Le riforme arrivarono, anche se incomplete, nell’università, nelle scuole, nel lavoro, in fatto di salari e di sicurezza. Cambiarono i rapporti in seno alle famiglie. Si cominciò a parlare di autogestione, di contraccezione, di obiezione di coscienza e (timidamente) di energie rinnovabili.
Anche in Italia, ben presto allineata al resto dell’Europa, arrivò l’ondata sessantottina. Ci si trovava di fronte a un Paese che stava ancora portando sulle spalle la delusione del finto miracolo economico; a un’Italia intorpidita, stanca di perbenismo e in procinto di diventare non più semplice osservatorio dei cambiamenti altrui ma arena di una tutt’altro che pacata presa di coscienza.
Qualcuno cerca legami fra sessantotto e gli anni di piombo che sarebbero arrivati dopo. Ma francamente, rimane difficile collegare due periodi così distanti nelle motivazioni e nello spirito. A dirimere scetticismi e contraddizioni si potrebbero chiamare in causa parecchi protagonisti, buoni e cattivi maestri, donne e uomini, i quali, ciascuno dal proprio punto di vista racconterebbero la loro verità di quegli anni.
Interessante un’intervista del 2003 rilasciata dal poeta Edoardo Sanguineti a Daniele Piccini sulla rivista Poesia, a proposito del ’68. Interessante, perché nello stesso periodo il poeta insegnò sia a Torino che a Salerno, assistendo, di fatto a due tipi di ’68: «Gli studenti torinesi erano per lo più figli di papà, invece a Salerno moltissimi erano davvero figli di operai e contadini. […] Veniva gente di ogni specie, anche da parte degli insegnanti: persone sensibili all’idea di fare un’università diversa con seminari innovativi, lezioni interdisciplinari. A Torino era impossibile. In effetti io vidi nel movimento studentesco non un’apertura all’università di massa ma un movimento di piccola borghesia. Questa fu anche la ragione per cui accettai volentieri di partecipare alle elezioni politiche con i comunisti proprio a Torino». All’intervistatore che gli chiede se secondo lui, erano richieste giuste, l’ex docente risponde: «C’erano richieste giuste, altre erano estremistiche, come il voto garantito, gli esami collettivi. In più, il movimento studentesco era in lotta con il partito comunista».

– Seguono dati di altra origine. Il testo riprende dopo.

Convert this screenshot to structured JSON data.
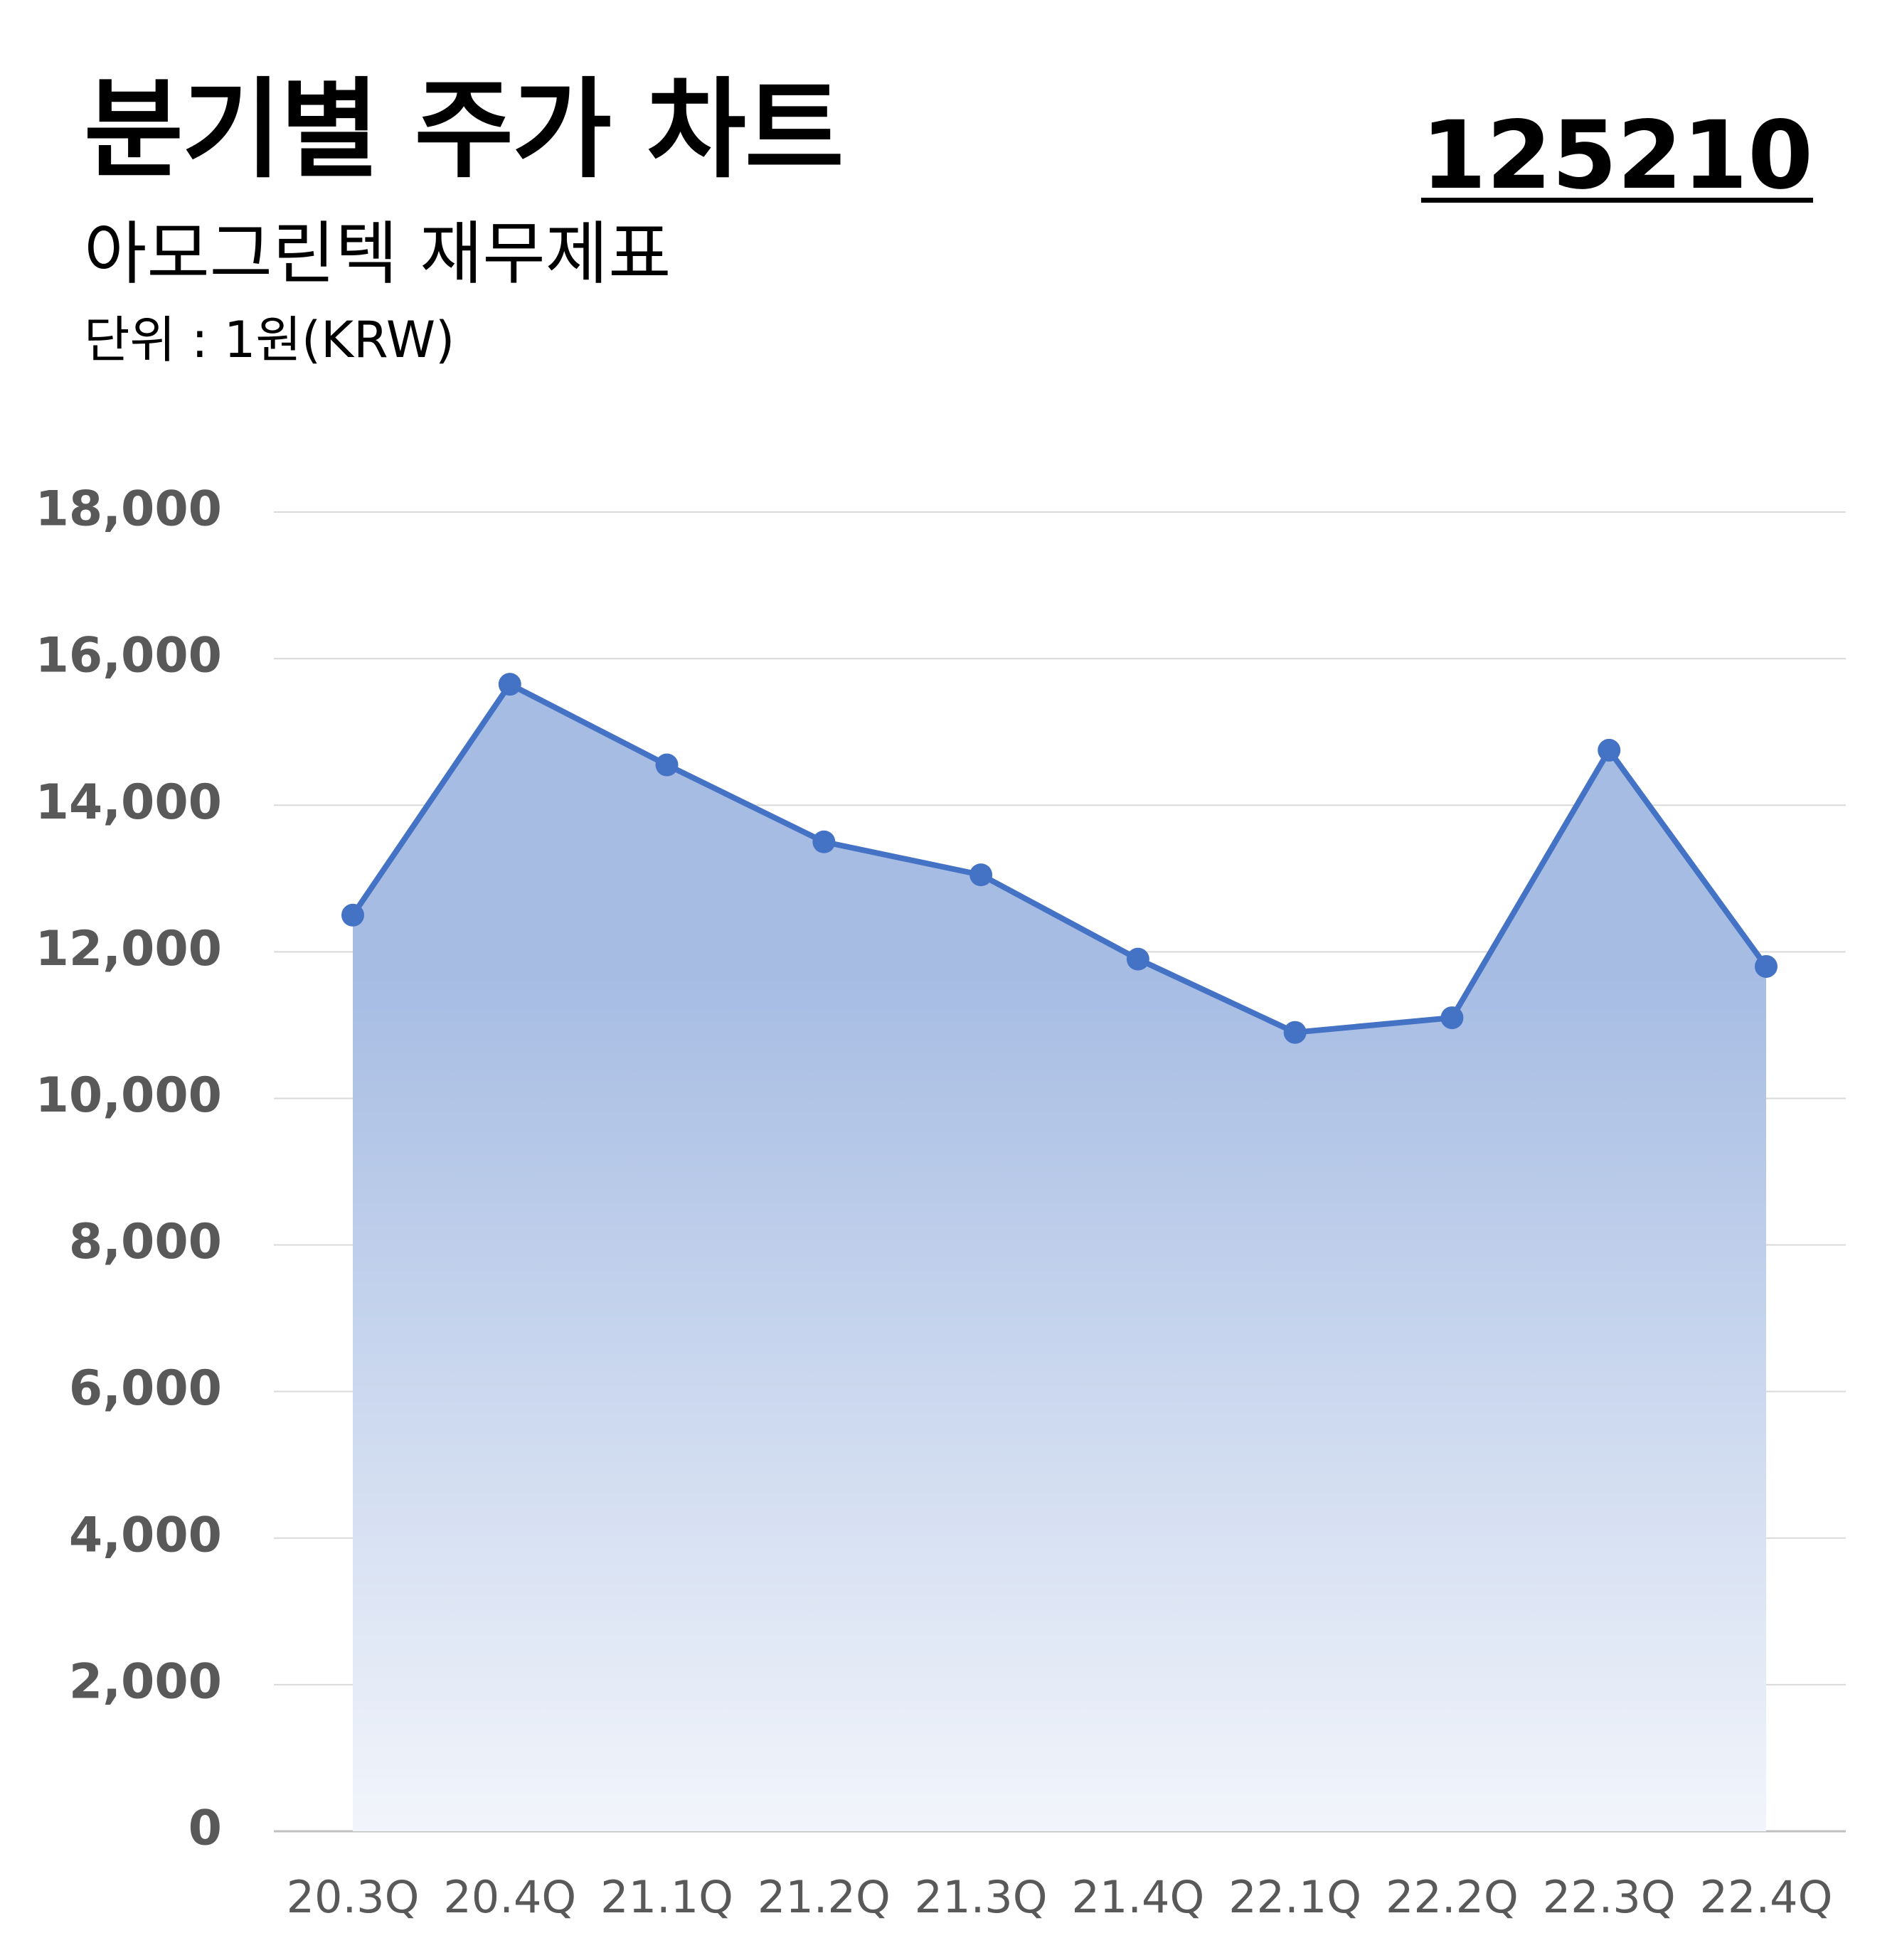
{
  "header": {
    "title": "분기별 주가 차트",
    "subtitle": "아모그린텍 재무제표",
    "unit": "단위 : 1원(KRW)",
    "code": "125210"
  },
  "chart_data": {
    "type": "area",
    "title": "분기별 주가 차트",
    "subtitle": "아모그린텍 재무제표",
    "categories": [
      "20.3Q",
      "20.4Q",
      "21.1Q",
      "21.2Q",
      "21.3Q",
      "21.4Q",
      "22.1Q",
      "22.2Q",
      "22.3Q",
      "22.4Q"
    ],
    "values": [
      12500,
      15650,
      14550,
      13500,
      13050,
      11900,
      10900,
      11100,
      14750,
      11800
    ],
    "ylim": [
      0,
      18000
    ],
    "yticks": [
      0,
      2000,
      4000,
      6000,
      8000,
      10000,
      12000,
      14000,
      16000,
      18000
    ],
    "ytick_labels": [
      "0",
      "2,000",
      "4,000",
      "6,000",
      "8,000",
      "10,000",
      "12,000",
      "14,000",
      "16,000",
      "18,000"
    ],
    "grid": true,
    "legend": "none",
    "colors": {
      "line": "#4472C4",
      "fill_top": "#A6BCE3",
      "fill_bottom": "#F2F5FB",
      "grid": "#D9D9D9",
      "tick_text": "#595959"
    }
  }
}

Forse dovremmo leggere quelle giornate non come una bella utopia, non come un “epifenomeno” della storia, ma piuttosto come una “rigenerazione”, un “mettersi in cammino”, un “aprirsi al mondo” di tutta la società. In fondo si tratta di un’aspirazione che risale a ben prima di quegli anni, a quando l’uomo ha cominciato a lavorare per guadagnarsi da vivere, a quando la donna ha dovuto trovare la sua dignità. Allora non si chiamavano certo “Movimento operaio”, o “Movimento studentesco” o “Movimento femminista”: ma stiamo sempre parlando della storia degli umiliati e degli sfruttati di ogni ordine e genere.
Un nuovo ’68 non potrebbe ripetersi, credo. O almeno, non con le stesse modalità. Anche perché gli scenari nazionali e internazionali sono cambiati.
Ma forse varrebbe la pena, proprio in funzione dell’ondata d’individualismo e del vuoto culturale che stiamo vivendo, recuperarne almeno lo spirito. Uno spirito che giunse per scuotere le coscienze e rimase nell’immaginario come l’esprit de mai, lo spirito di maggio.